Foundations of Computing
During this introduction to the ins and outs of the Python programming language, students build a foundation upon which their later, more coding-intensive classes will depend. Dirty, real-world data sets will be cleaned, parsed and processed while recreating modern journalistic projects. The course will also touch upon basic visualization and mapping, and how to use public resources such as Google and StackOverflow to build self-reliance.
Focus: Familiarize yourself with the data-driven landscape
Topics & tools include: Python, basic statistical analysis, OpenRefine, CartoDB, pandas, HTML, CSVs, algorithmic story generation, narrative workflow, csvkit, git/GitHub, StackOverflow, data cleaning, command line tools, and more
Data and Databases
Students will become familiar with a variety of data formats and methods for storing, accessing and processing information. Topics covered include comma-separated documents, interaction with web site APIs and JSON, raw-text document dumps, regular expressions, text mining, SQL databases, and more. Students will also tackle less accessible data by building web scrapers and converting difficult-to-use PDFs into useable information.
Focus: Finding and working with data
Topics & tools include: SQL, APIs, CSVs, regular expressions, text mining, PDF processing, pandas, Python, HTML, BeautifulSoup, IPython Notebooks, and more
Machine learning and data science are integral to processing and understanding large data sets. Whether you're clustering schools or crime data, analyzing relationships between people or businesses, or searching for a needle in a hayhack of documents, algorithms can help. Through supervised and unsupervised learning, students will generate leads, create insights, and figure out how to best focus their efforts with large data sets. A critical eye toward applications of algorithms will also be developed, uncovering the pitfalls and biases to look for in your own and others' work.
Focus: Analyzing your data
Topics & tools include: linear regression, clustering, text mining, natural language processing, decision trees, machine learning, scikit-learn, Python, and more
Data Analysis Studio
In this project-driven course, students refine their creative workflow on personal work, from obtaining and cleaning data to final presentation. Data is explored not only as the basis for visualization, but also as a lead-generating foundation, requiring further investigative or research-oriented work. Regular critiques from instructors and visiting professionals are a critical piece of the course.

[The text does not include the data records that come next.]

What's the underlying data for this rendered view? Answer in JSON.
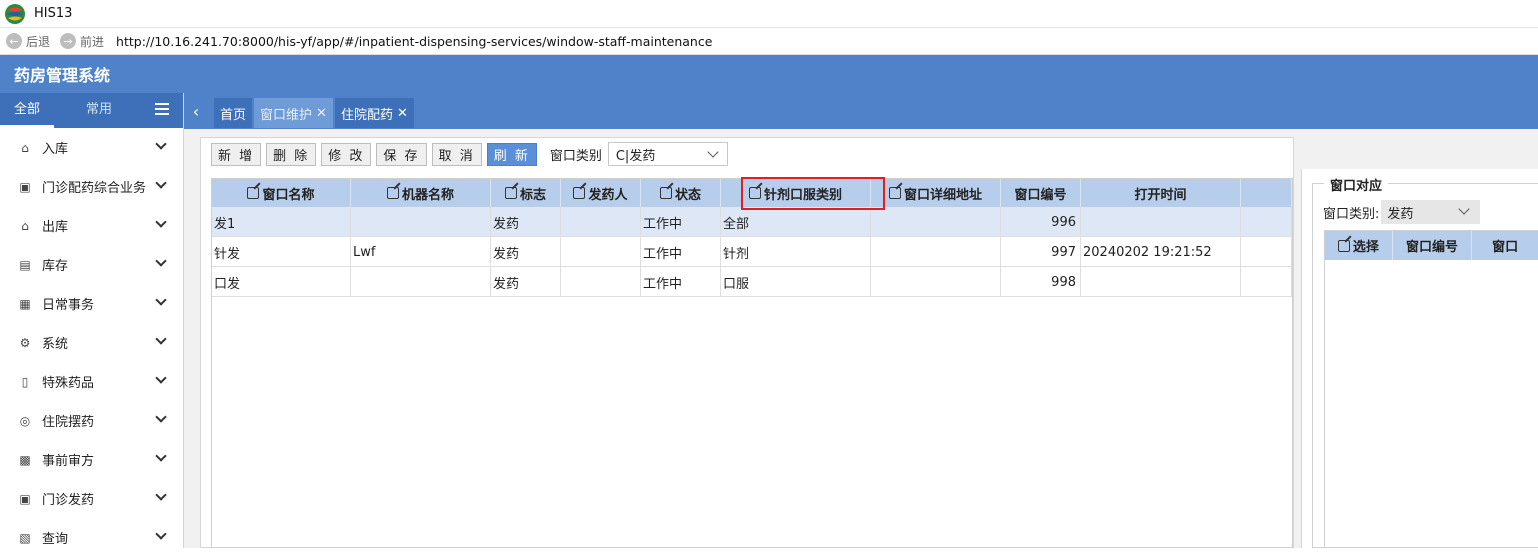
{
  "window": {
    "title": "HIS13"
  },
  "address_bar": {
    "back_label": "后退",
    "forward_label": "前进",
    "url": "http://10.16.241.70:8000/his-yf/app/#/inpatient-dispensing-services/window-staff-maintenance"
  },
  "app": {
    "title": "药房管理系统"
  },
  "sidebar": {
    "tabs": [
      "全部",
      "常用"
    ],
    "items": [
      {
        "label": "入库",
        "icon": "box-in-icon"
      },
      {
        "label": "门诊配药综合业务",
        "icon": "lock-icon"
      },
      {
        "label": "出库",
        "icon": "box-out-icon"
      },
      {
        "label": "库存",
        "icon": "inventory-icon"
      },
      {
        "label": "日常事务",
        "icon": "calendar-icon"
      },
      {
        "label": "系统",
        "icon": "gear-icon"
      },
      {
        "label": "特殊药品",
        "icon": "bottle-icon"
      },
      {
        "label": "住院摆药",
        "icon": "target-icon"
      },
      {
        "label": "事前审方",
        "icon": "briefcase-icon"
      },
      {
        "label": "门诊发药",
        "icon": "pill-icon"
      },
      {
        "label": "查询",
        "icon": "search-doc-icon"
      }
    ]
  },
  "tabs": [
    {
      "label": "首页",
      "closable": false,
      "active": false
    },
    {
      "label": "窗口维护",
      "closable": true,
      "active": true
    },
    {
      "label": "住院配药",
      "closable": true,
      "active": false
    }
  ],
  "toolbar": {
    "buttons": [
      "新 增",
      "删 除",
      "修 改",
      "保 存",
      "取 消",
      "刷 新"
    ],
    "window_type_label": "窗口类别",
    "window_type_value": "C|发药"
  },
  "grid": {
    "columns": [
      "窗口名称",
      "机器名称",
      "标志",
      "发药人",
      "状态",
      "针剂口服类别",
      "窗口详细地址",
      "窗口编号",
      "打开时间"
    ],
    "editable": [
      true,
      true,
      true,
      true,
      true,
      true,
      true,
      false,
      false
    ],
    "rows": [
      [
        "发1",
        "",
        "发药",
        "",
        "工作中",
        "全部",
        "",
        "996",
        ""
      ],
      [
        "针发",
        "Lwf",
        "发药",
        "",
        "工作中",
        "针剂",
        "",
        "997",
        "20240202 19:21:52"
      ],
      [
        "口发",
        "",
        "发药",
        "",
        "工作中",
        "口服",
        "",
        "998",
        ""
      ]
    ],
    "selected_row": 0,
    "highlighted_column": "针剂口服类别"
  },
  "right_panel": {
    "legend": "窗口对应",
    "filter_label": "窗口类别:",
    "filter_value": "发药",
    "columns": [
      "选择",
      "窗口编号",
      "窗口"
    ]
  },
  "colors": {
    "header_blue": "#4f82c8",
    "grid_header": "#b6cdeb",
    "highlight": "#e02020"
  }
}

Focus: Applying your skillset
Topics & tools include: Tableau, web scraping, mapping, CartoDB, GIS/QGIS, data cleaning, documentation, and more
Lede 24 students continue on in the Fall to choose from a selection of courses around Columbia University. Coursework can be divded into two tracks: the prepares them to apply for computer science or other computational graduate degrees, including Columbia's dual Master's in Journalism and Computer Science. The second track gives them enhanced practice in data analysis, using the contexts of the social sciences, digital humanities and data-driven storytelling.

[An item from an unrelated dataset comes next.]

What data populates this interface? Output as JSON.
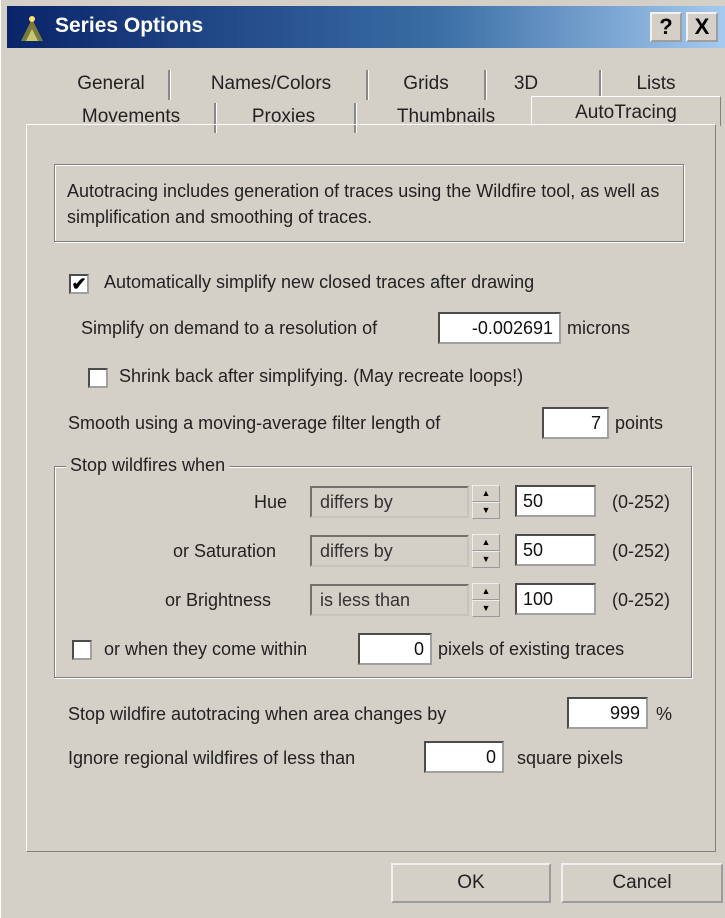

Students interested in advanced computational work or in applying to Columbia's dual-degree program may take:
Essential Data Structures (W3136): A coding course for non-computer science majors who have at least one semester of experience. Basic elements of programming in C and C++ are covered, along with trees, graphs, generic programming and hash tables.

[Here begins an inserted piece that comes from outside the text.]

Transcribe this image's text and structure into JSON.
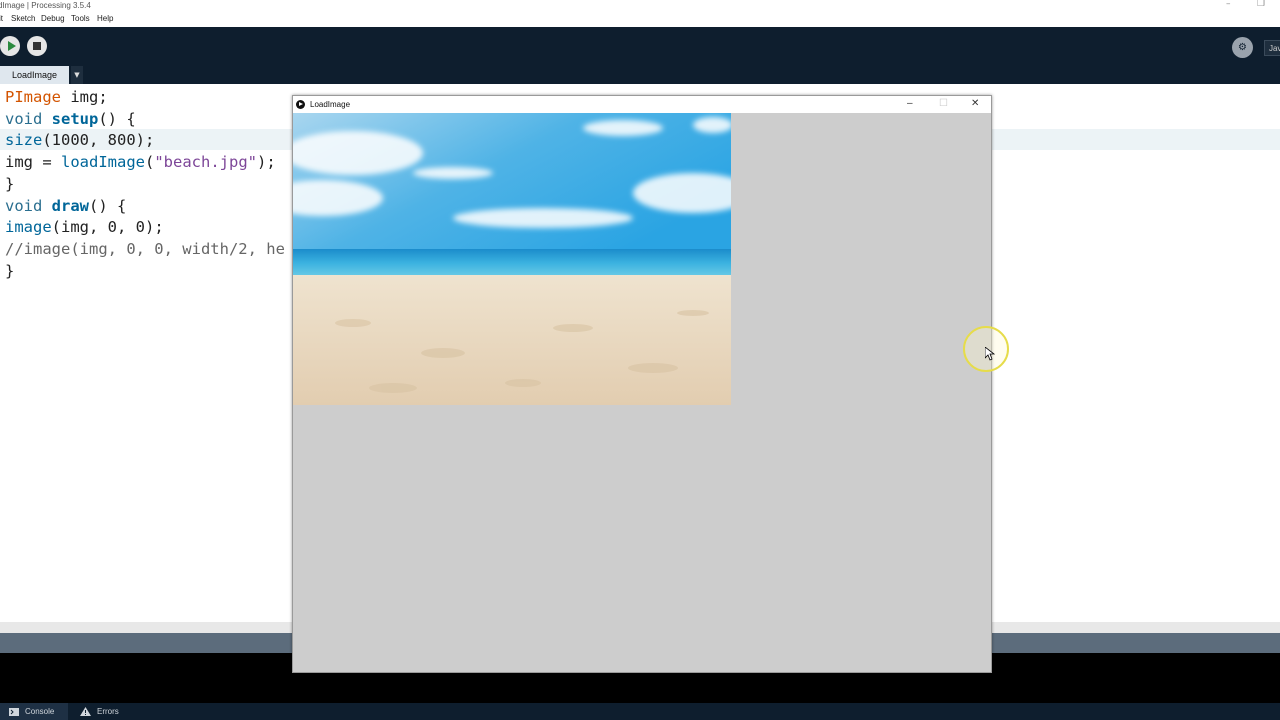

Applied Linear Regression (W4150 or W1211): Develops critical thinking and data analysis skills for regression analysis in science and policy settings. Simple and multiple linear regression, non-linear and logistic models, random-effects models, penalized regression methods. Implementation in a statistical package. Emphasis on real-world examples and on planning, proposing, implementing, and reporting.
Discrete Math (W3203): Topics include logic and formal proofs, sequences and summation, mathematical induction, binomial coefficients, elements of finite probability, recurrence relations, equivalence relations and partial orderings and topics in graph theory.
Computational Linear Algebra (W3251): Topics include computational linear algebra, linear system solutions, sparse linear systems, least squares, eigenvalue problems, and numerical solution of other multivariate problems, as time permits.
Data Analysis Track
Students interested in advancing their skills in the context of applied digital humanities, social sciences, and data-driven storytelling choose from a selection of courses across the university, which may include:
Data Analysis for Social Sciences (QMSS G4015): Explore specific statistical tools used in social sciences research using the R programming environment. Topics covered include multiple regression analysis, statistical data structures, naive Bayesian classifiers, and much more.
Big Data with Python (Envsci BC3050): Use the Python programming to analyze and visualize large environmental and earth's systems data sets in ways that Excel is not equipped to do. This will include both time series and spatial analyses with programming occurring interactively during class and assignments designed to strengthen methods and results.
Digital Activism (SIPA U6203): Explore how people around the world use digital media to promote political and social causes. Through news reports, case studies and research, we’ll see how the Internet has - and has not - changed activism and organizing. Students learn practical computer skills key to sensitive work, including threat awareness, encrypted communication, and anti-censorship tools. In three web scraping sessions, students build a new tool to collect and organize data.